6 thoughts on “Satan’s Progression, a brainstorm”

  1. What I was studying when I came to this conclusion was just the Bible and various cross-references and word searches for such as Satan, devil, serpent, dragon, and leviathan. To dispel the tradition that Satan was once Lucifer and/or was once a cherub, I also ran the terms cherub, cherubim, and Lucifer throughout the Bible to see just what was going on. Honestly, I think it’s far more likely that the “anointed cherub” which sinned that many think was Satan is more likely the guard placed at Eden’s border to keep man out.

    Another thing I noticed is that when Satan was “merely” a serpent, he was subtle, moreso than anything else.
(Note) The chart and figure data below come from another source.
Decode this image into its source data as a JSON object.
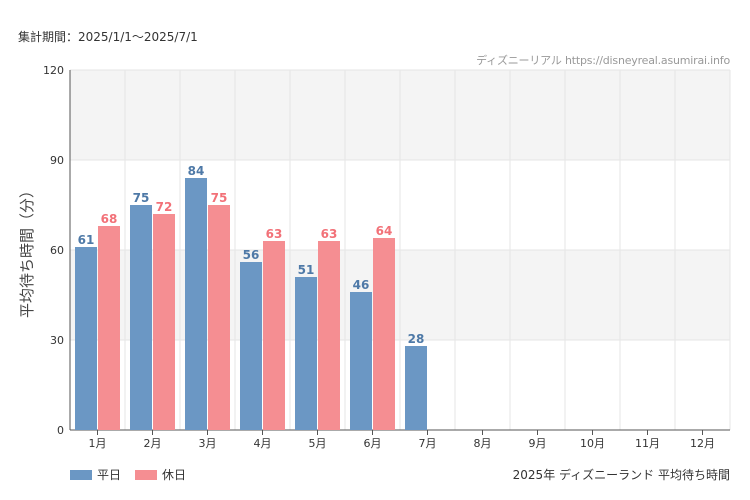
{
  "period_text": "集計期間：2025/1/1～2025/7/1",
  "credit_text": "ディズニーリアル https://disneyreal.asumirai.info",
  "caption_text": "2025年 ディズニーランド 平均待ち時間",
  "colors": {
    "weekday": "#6b97c4",
    "holiday": "#f58e92",
    "weekday_label": "#4e79a7",
    "holiday_label": "#f27178",
    "band": "#f4f4f4",
    "grid": "#e5e5e5",
    "axis": "#555555"
  },
  "chart_data": {
    "type": "bar",
    "title": "",
    "xlabel": "",
    "ylabel": "平均待ち時間（分）",
    "categories": [
      "1月",
      "2月",
      "3月",
      "4月",
      "5月",
      "6月",
      "7月",
      "8月",
      "9月",
      "10月",
      "11月",
      "12月"
    ],
    "series": [
      {
        "name": "平日",
        "values": [
          61,
          75,
          84,
          56,
          51,
          46,
          28,
          null,
          null,
          null,
          null,
          null
        ]
      },
      {
        "name": "休日",
        "values": [
          68,
          72,
          75,
          63,
          63,
          64,
          null,
          null,
          null,
          null,
          null,
          null
        ]
      }
    ],
    "ylim": [
      0,
      120
    ],
    "yticks": [
      0,
      30,
      60,
      90,
      120
    ],
    "grid": true,
    "legend": "bottom-left"
  }
}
But now that he’s a dragon, where has that subtlety gone? His attacks are so frequent and dangerous that we’re told to put on a spiritual armor of God. Satan has gone from being subtle to walking around as a roaring lion seeking prey. To go from subtle to as noticeable as a roaring lion is quite the change, but that is what the Bible depicts.

    I think far too often people–comentators, teachers, etc.–mistakenly apply to Satan the quality of immutability, thinking that Satan is the same today as he was in Eden. God is the same yesterday, today, and forever; Satan is never said to be that. He can change his methods, his actions, his plans, and so on. We can’t read Genesis and see “the serpent was more subtle” and think “Ah, see, Satan is subtle, so watch out for the little things.” Humans are messing up enough on their own–Satan doesn’t need to mess with the little things anymore. Now as noticeably as a roaring lion he walks the earth to kill, steel, and destroy. If there’s something subtle about that which I’m missing, I’d love to hear it, but it seems to me quite the opposite of subtle.

  2. A spiritual leader in our church referenced Daniel (no specific place) that Satan was referred to as an angel…but, I dunno.

  3. Colin, angels are only referred to directly in Daniel twice (3:28 and 6:22), neither of which appear to be Satan.

    I would be interested in the passage your elder referred to, if you could turn it up. The reference to an angel may be indirect, so I’m not sure what to even run a search for. :)

    (“Satan,” “devil,” and “adversary” likewise do not appear in Daniel.)

  4. He’s probably not literal, the way the bible interprets it. It was refering to man and sin. It maybe the dark side of us, then we humans are responsible for the mess in the world, that’s why Jesus came here to save us from ourselves.

  5. Way late with this reply so not sure if you’ll see it or not, Maribel, but this post was brought back to my attention and I wanted to follow-up with your comment.

    I disagree that Satan is “probably not literal.” There’s never any reason given to expect that he’d be figurative or symbolic, especially in the middle of a book which very often defines its own symbols for us. Likewise, a symbolic Satan would make many passages rather absurd; are we to believe that Jesus was tempted and debated with “the sinfulness of man” in the wilderness? Was it the “sinfulness of man” which offered Jesus all the kingdoms of the world?

    I’m also uncomfortable with thinking that Satan could have been figurative because the same “real” language used to describe him is used of every other person in the Scriptures; is God then nothing more than the a symbol of goodliness? Was Jesus Himself symbolic of the salvation of man?

    Once we abandon the literalness of Scripture, there becomes no logical point to stop abandoning the literalness.